Let’s look at some Biblical references to the first key word in the verse: “fear.” A simplistic interpretation is that we must fear the Lord because if we don’t we will be punished. God is a mean father figure! This fear then is best visualized by an act of one’s cowering in the face of a wrathful Creator. Fear seems to suggest that we obey, or be subject to His wrath. This is a threatening God, certainly not  one the postmodern mind could accept. After all, we are good people, and seek only to grow as individuals in our quest for self-actualization, like an amalgam of Hegel, Darwin and Maslow. God must be on board with our march along the road of human progress!  Why would he be angry? Why would we ever fear Him. He is the Creator of the whole “Let’s just get along and accept everyone and everything” deal, right?

The Bible teaches us plainly that His wrath is real and is justified in the light of man’s depraved condition, our slavery to the sinful nature of the fallen world. The fear of the Lord is a far more complex teaching than an angry father with a belt in hand waiting to tan our hides. It is not (only) our fear of punishment that drives us to rightly fear God. The Old Testament is full of God’s wrath pouring out on His disobedient children; yet with direct personal rebuke from God, they continued to sin–no matter how swift and dreadful the punishment and how real their fear. So how to fear the Lord? What benefit can come from it? Why would God, who is omniscient and omnipotent, counsel us to fear Him?

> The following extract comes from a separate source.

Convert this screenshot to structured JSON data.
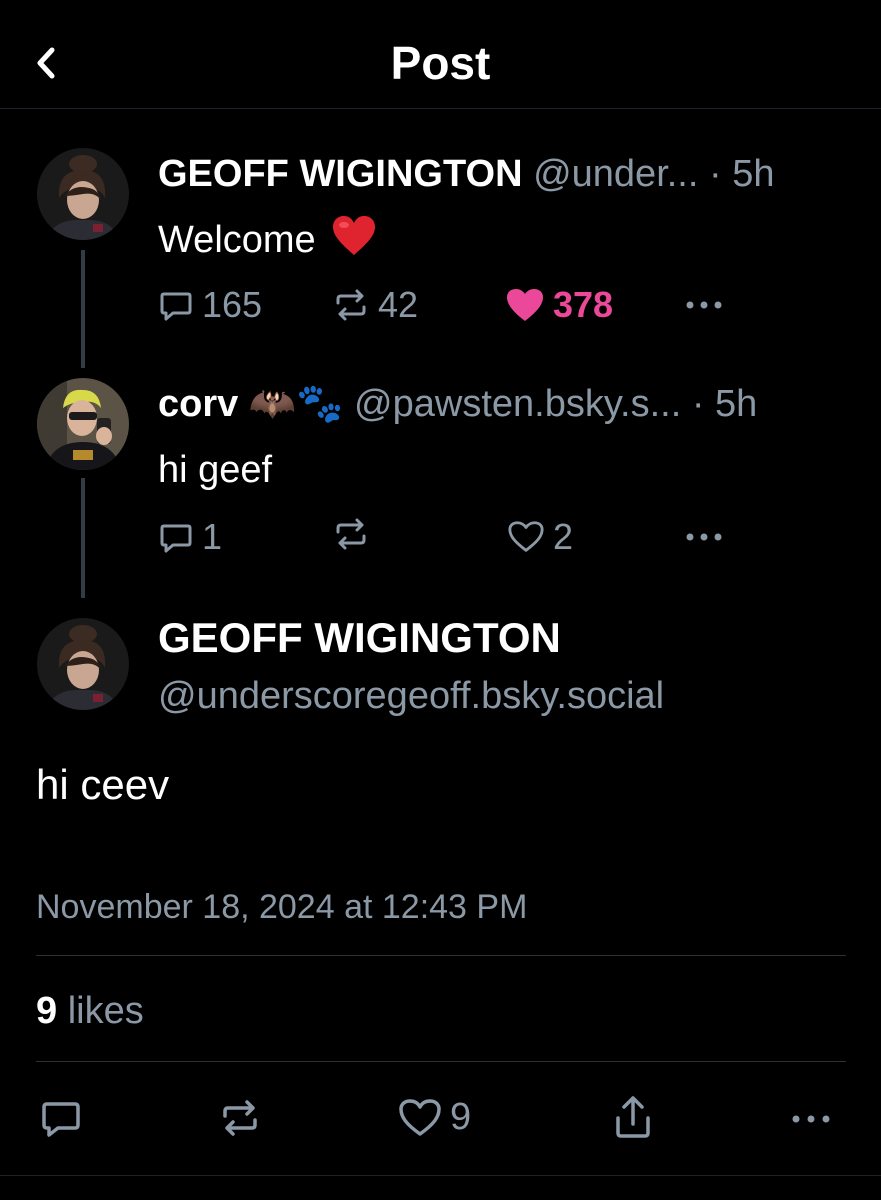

Our God is a God of love, mercy and righteousness. He is all-knowing, longsuffering and of great goodness. We know He loves us (the Bible tells us so) and desires that we, in spite of our sinful, disobedient nature,  be reconciled to Him. That is why He sent His Son to be the perfect sacrifice to atone for our sins. He paid our fine so our sins could be wiped off the slate. So any fear we have must be tempered with an acknowledgement of and reciprocation of God’s love and mercy for us. So perhaps fear may produce some good fruits. What does the Bible tell us?

To fear the LORD is to hate evil. (Proverbs 8:13)

We are told here that fear of the Lord spurs us to hate evil. What is evil? Evil is that which is in opposition to God; in a word, sin. So by fearing the Lord we can oppose sin, and be bold to rebuke the instigator of lies and sin in the world, Satan. By hating evil and sin, we distance ourselves from our old sinful man and produce fruit as a new creation in Christ, thereby giving glory to God.

The fear of the LORD teaches a man wisdom, and humility comes before honor. (Proverbs 15:33)

Through fear of the Lord, we are humbled, precisely because our wretched condition makes us acutely aware how small and insignificant and unholy we are when in God’s presence(which is everywhere at all times). As we shrink in the presence of the Lord, our fear of God becomes total awe, an awe of wonder at how good, how loving, how holy is our God. We are overwhelmed by His glory, especially in light of how unlike Him we actually are, despite being created in His image. How far we have fallen and still fall short of the glory of God!  Our humility then demands that we acknowledge our lowly position relative to God and place  Him ahead of everything–especially ourselves! God, the Father of lights, from whom comes every good gift and every perfect gift, becomes our first focus, the first light of our lives to whom we give all honor and glory. That means we take a second (and lowly) place,  disdaining any honor for ourselves. Our proper humility is  expressed in everything we are and all we do. For every work we may accomplish is but the action of God, working in us through the Holy Spirit. We can take  no credit for our “achievements,” whether they be works of virtue, or the expression of spiritual gifts. We are wise to recognize our proper position before God.

The LORD delights in those who fear him, who put their hope in his unfailing love. (Psalm 147:11)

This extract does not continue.